According to him, the government will use over 100 per cent of revenue to service debt and pay wages because of the crisis, adding that government should have cut expenditure by now.
He cautioned that if care is not taken, the country would end the year with debt-to-GDP at 70 per cent using the rebased GDP and close to 83 per cent using non-rebased GDP. This would certainly trigger a credit rating downgrade, he said.
Already, credit rating agency Fitch is predicting that the country’s debt-to-GDP ratio would rise to about 77 percent by the close of the year due to the massive revenue shortfall caused by the COVID-19 pandemic.

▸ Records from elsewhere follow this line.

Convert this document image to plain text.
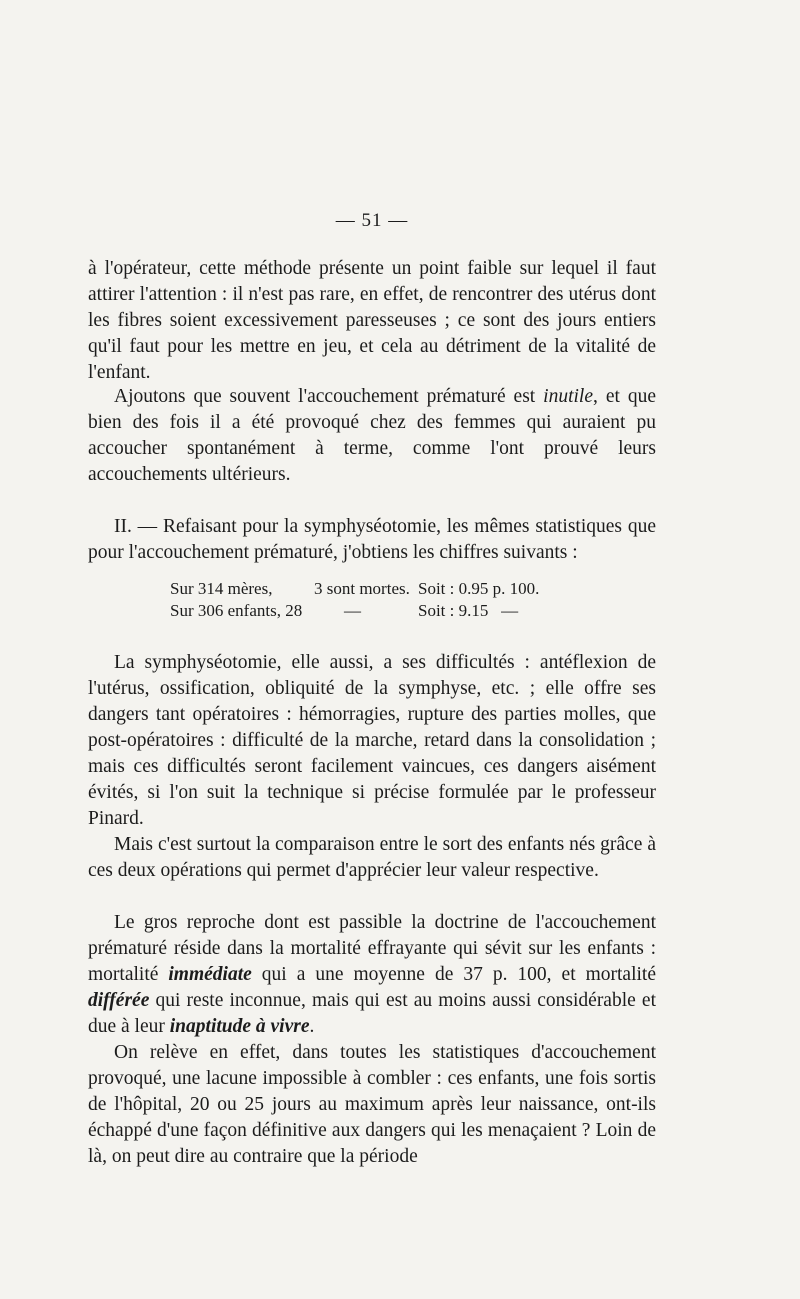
— 51 —

à l'opérateur, cette méthode présente un point faible sur lequel il faut attirer l'attention : il n'est pas rare, en effet, de rencontrer des utérus dont les fibres soient excessivement paresseuses ; ce sont des jours entiers qu'il faut pour les mettre en jeu, et cela au détriment de la vitalité de l'enfant.

Ajoutons que souvent l'accouchement prématuré est inutile, et que bien des fois il a été provoqué chez des femmes qui auraient pu accoucher spontanément à terme, comme l'ont prouvé leurs accouchements ultérieurs.

II. — Refaisant pour la symphyséotomie, les mêmes statistiques que pour l'accouchement prématuré, j'obtiens les chiffres suivants :

Sur 314 mères,	3 sont mortes. Soit : 0.95 p. 100.
Sur 306 enfants, 28	—	Soit : 9.15   —

La symphyséotomie, elle aussi, a ses difficultés : antéflexion de l'utérus, ossification, obliquité de la symphyse, etc. ; elle offre ses dangers tant opératoires : hémorragies, rupture des parties molles, que post-opératoires : difficulté de la marche, retard dans la consolidation ; mais ces difficultés seront facilement vaincues, ces dangers aisément évités, si l'on suit la technique si précise formulée par le professeur Pinard.

Mais c'est surtout la comparaison entre le sort des enfants nés grâce à ces deux opérations qui permet d'apprécier leur valeur respective.

Le gros reproche dont est passible la doctrine de l'accouchement prématuré réside dans la mortalité effrayante qui sévit sur les enfants : mortalité immédiate qui a une moyenne de 37 p. 100, et mortalité différée qui reste inconnue, mais qui est au moins aussi considérable et due à leur inaptitude à vivre.

On relève en effet, dans toutes les statistiques d'accouchement provoqué, une lacune impossible à combler : ces enfants, une fois sortis de l'hôpital, 20 ou 25 jours au maximum après leur naissance, ont-ils échappé d'une façon définitive aux dangers qui les menaçaient ? Loin de là, on peut dire au contraire que la période
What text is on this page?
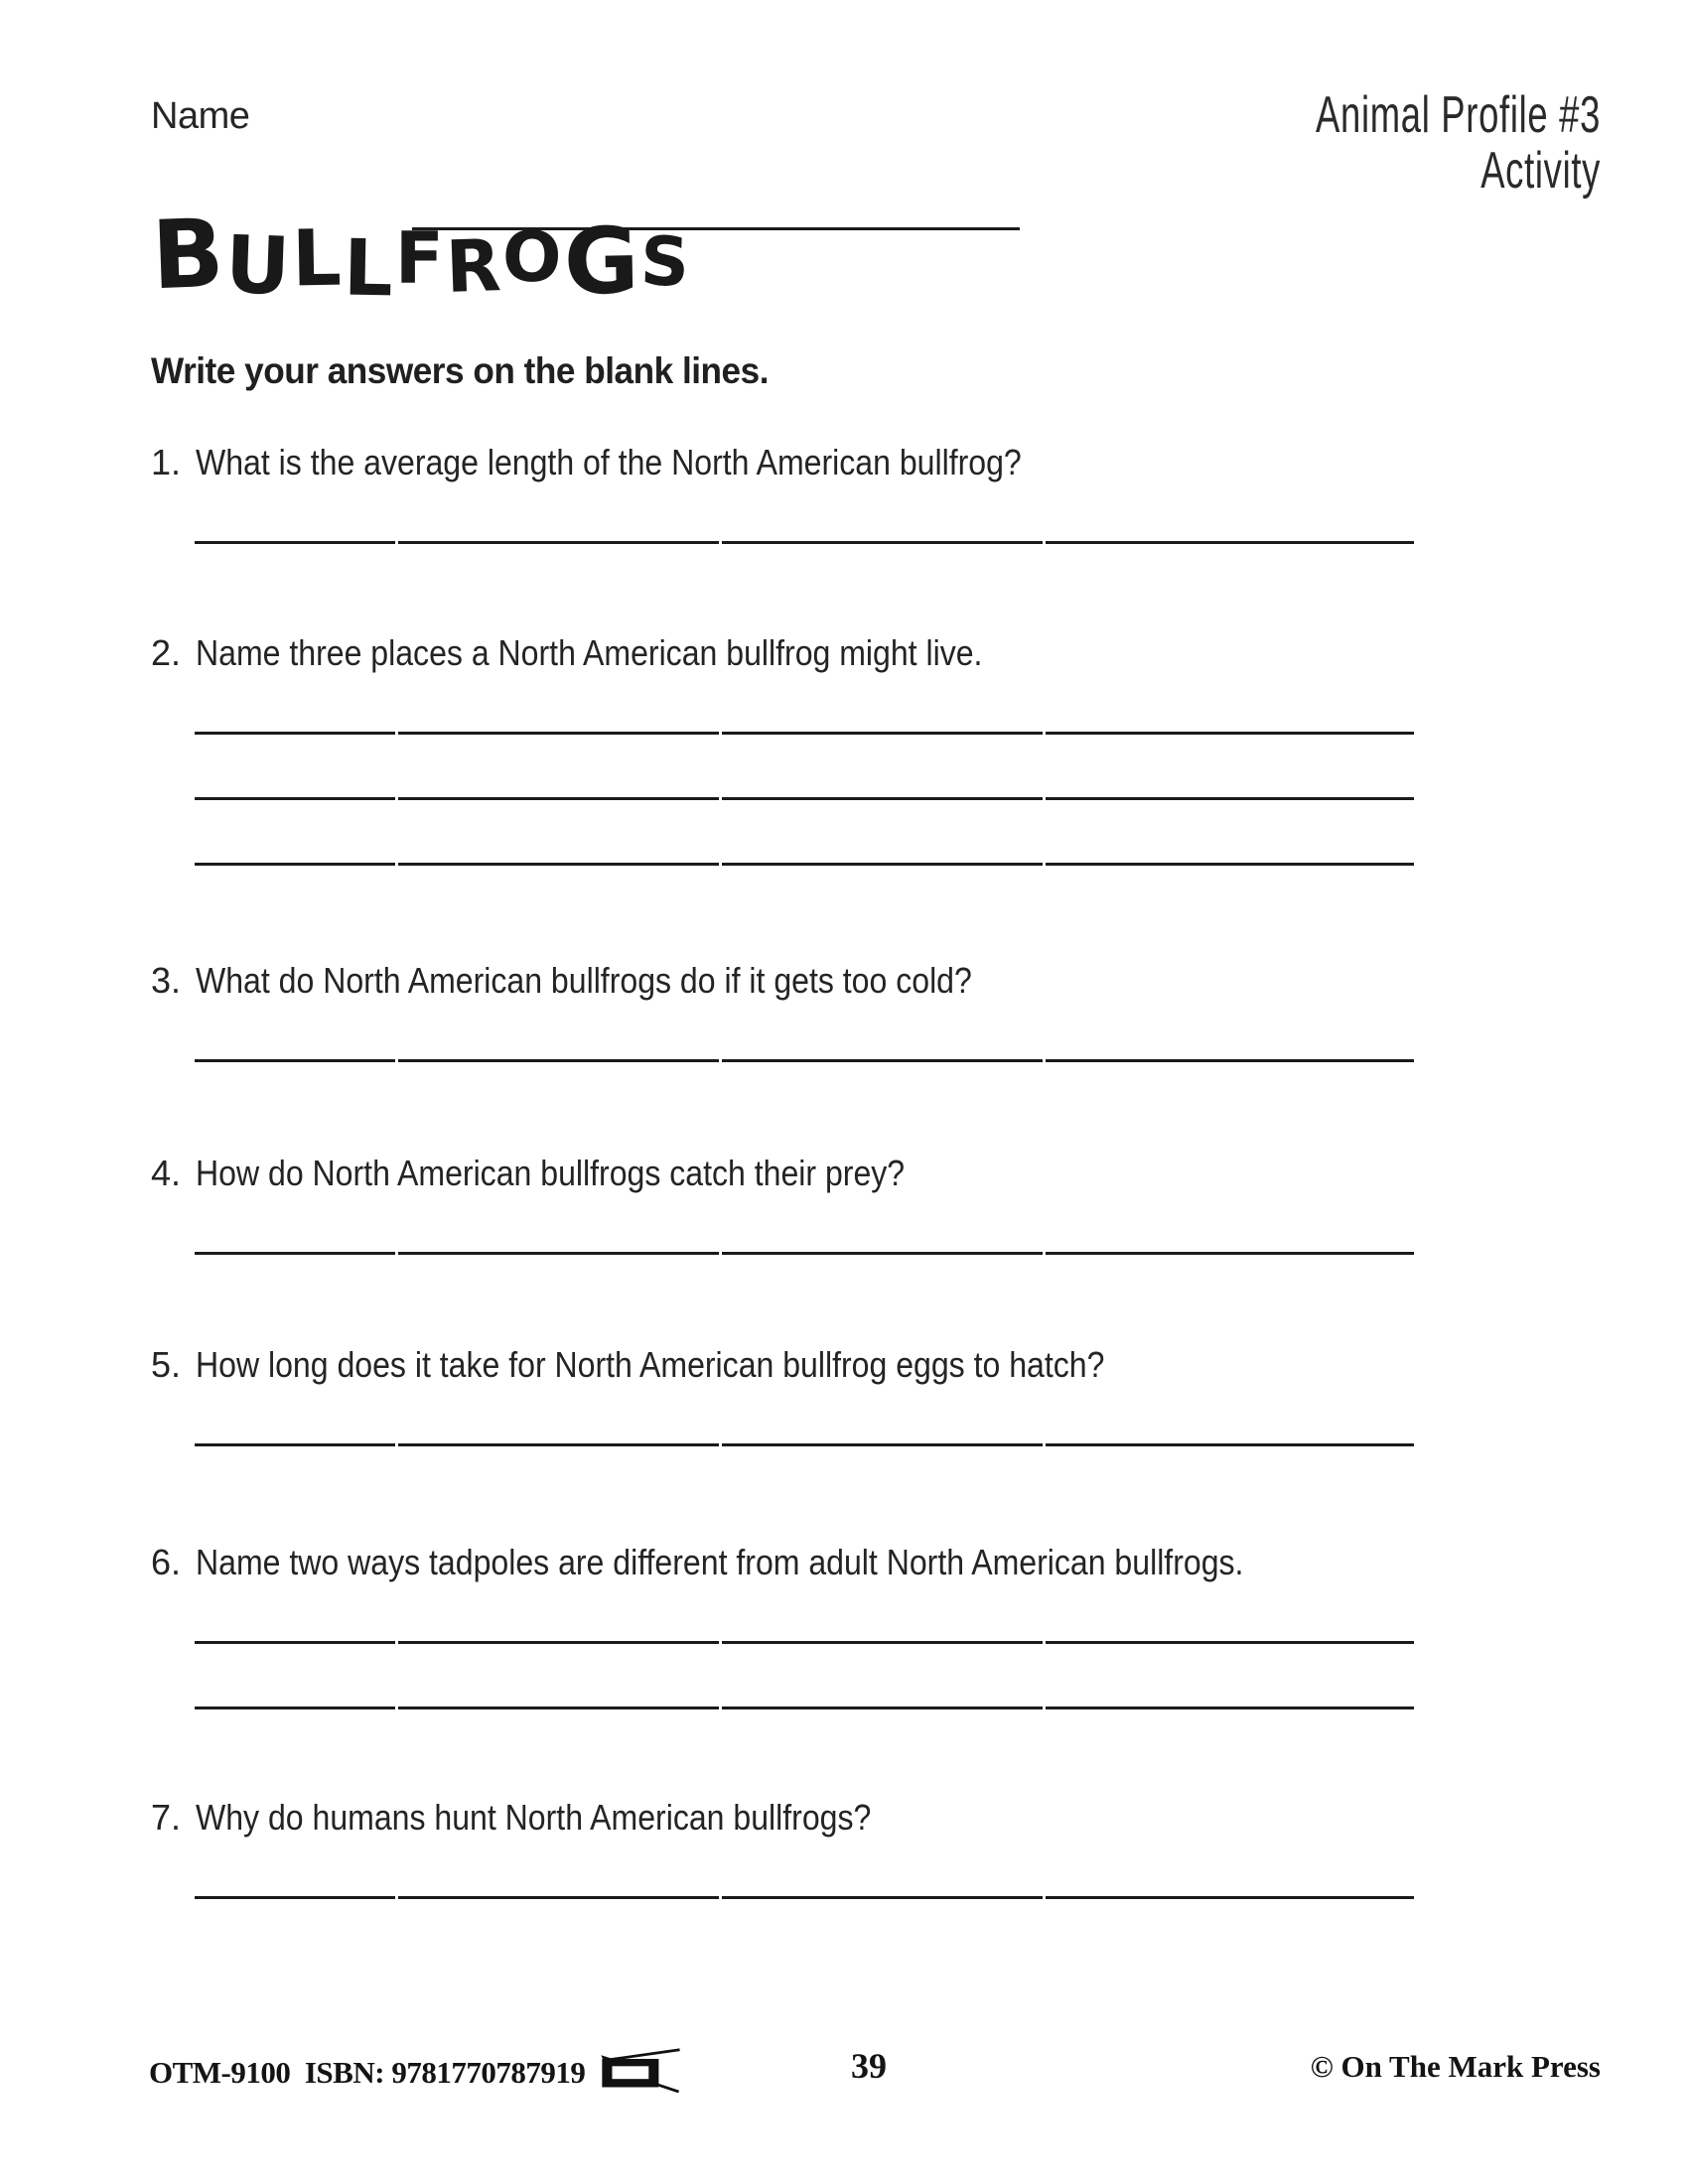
Name	Animal Profile #3
Activity
B
U
L
L F
R
O
G
S
Write your answers on the blank lines.
1. What is the average length of the North American bullfrog?
2. Name three places a North American bullfrog might live.
3. What do North American bullfrogs do if it gets too cold?
4. How do North American bullfrogs catch their prey?
5. How long does it take for North American bullfrog eggs to hatch?
6. Name two ways tadpoles are different from adult North American bullfrogs.
7. Why do humans hunt North American bullfrogs?
OTM-9100  ISBN: 9781770787919	39	© On The Mark Press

For Mr. Forson, who used to be a Deputy Finance Minister under the previous NDC government, “in times of emergency, the first thing that comes to mind is to look at your budget lines and to reprioritise.
You look at things that you have no choice but to do such as paying wages and salaries, and you look at goods and services and capital expenditure, as well as other discretionary expenditures—those ones you can cut them.”
This is particularly important, he added, because revenues automatically start dwindling during an emergency, with exogenous factors like the fall in crude oil prices affecting the Annual Budget Funding Amount (ABFA), for which reason government should reprogramme expenditure.
Meanwhile, the government already outlined plans at the end of March to reduce some expenditures in response to the coronavirus economic shock, which the International Monetary Fund estimates will cause a revenue loss of GH?8.7bn this year, equivalent to 2.2 percent of GDP.
The plans, announced by Finance Minister Ken Ofori-Atta, identified reductions in goods and services and capital expenditures by GH?1.2bn, as well as savings of a similar amount by deferring interest payments on some government debt.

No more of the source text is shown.